In exchange, I've had no personal qualms responding to coworkers if they emailed or messaged at 11pm and I happened to be awake to see it for whatever reason. Management certainly never expected people to work at these hours and generally actively discouraged it except during strictly-defined emergencies. I'd certainly have pushed back on any kind of expectation like this, and in all honesty I think when people work odd hours sometimes managers strongly question their time management skills. But some colleagues seemed to have odd working hours and I both enjoy my work and enjoy helping / chatting / troubleshooting with my coworkers. So if I wasn't doing anything else I'd usually respond and provide the info they needed to get past their blocker.
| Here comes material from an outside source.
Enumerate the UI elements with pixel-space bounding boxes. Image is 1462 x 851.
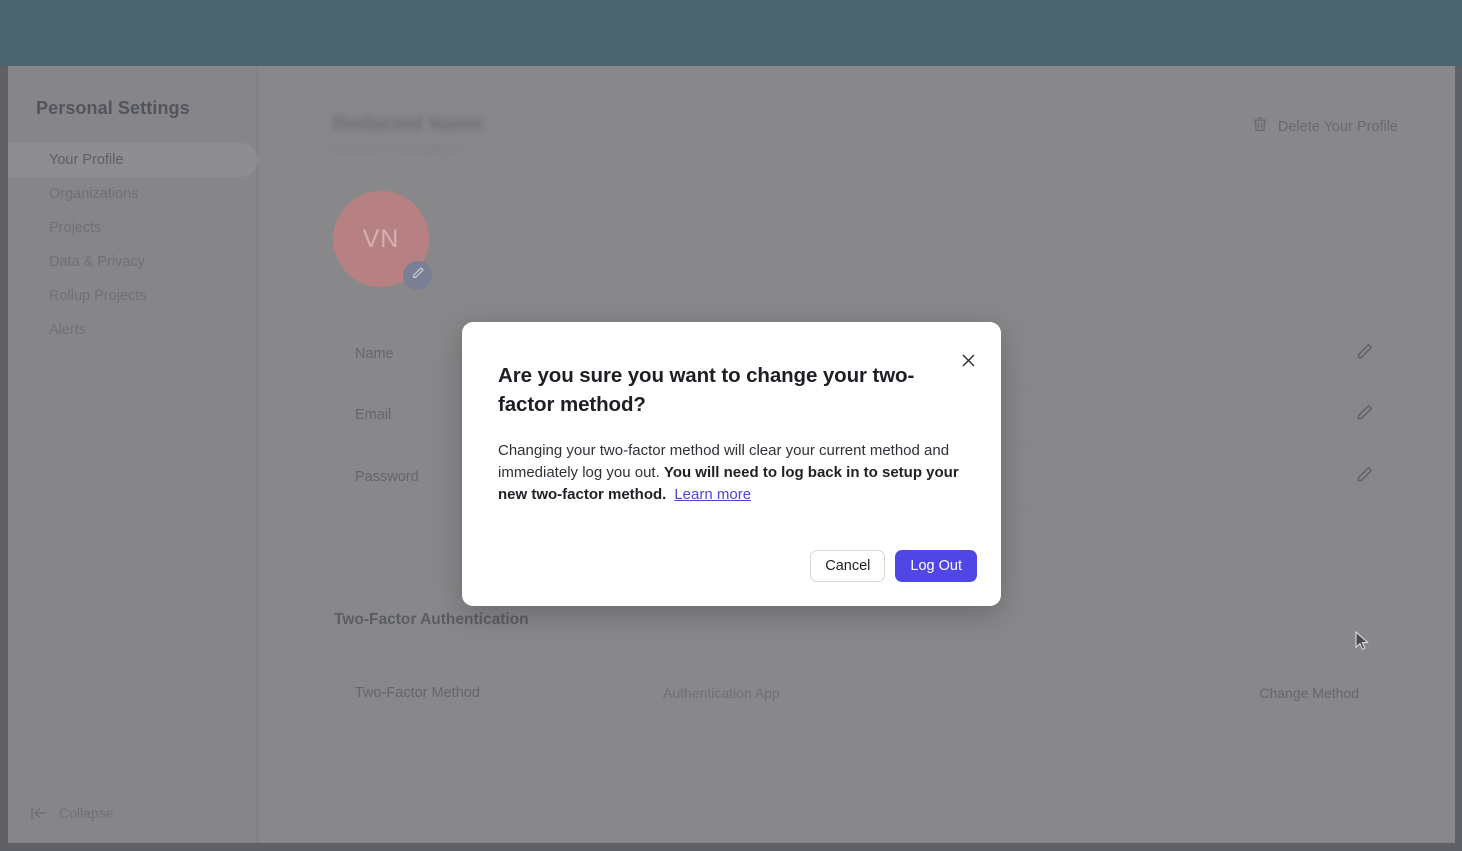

A key part of this though, is that I'm doing this with/for other employees at my level who happen to have asynchronous working hours, not at the insistence of management.
Also notable, was that the company that was very strict about clocking in/out using a fingerprint scanner when arriving, or while taking lunch, also never saw any employees working before 8:15am or after 5:15pm. In their case this seemed like dysfunction, due to their overall poor culture. But I could see in a hypothetical healthier culture that this could be a strong positive for many employees.
I think at the end of the day, employees should feel comfortable ignoring pretty much any communication they receive outside of working hours. I also feel like they should feel comfortable responding to off-hour communication if they find it rewarding, engaging, or simply not a hassle.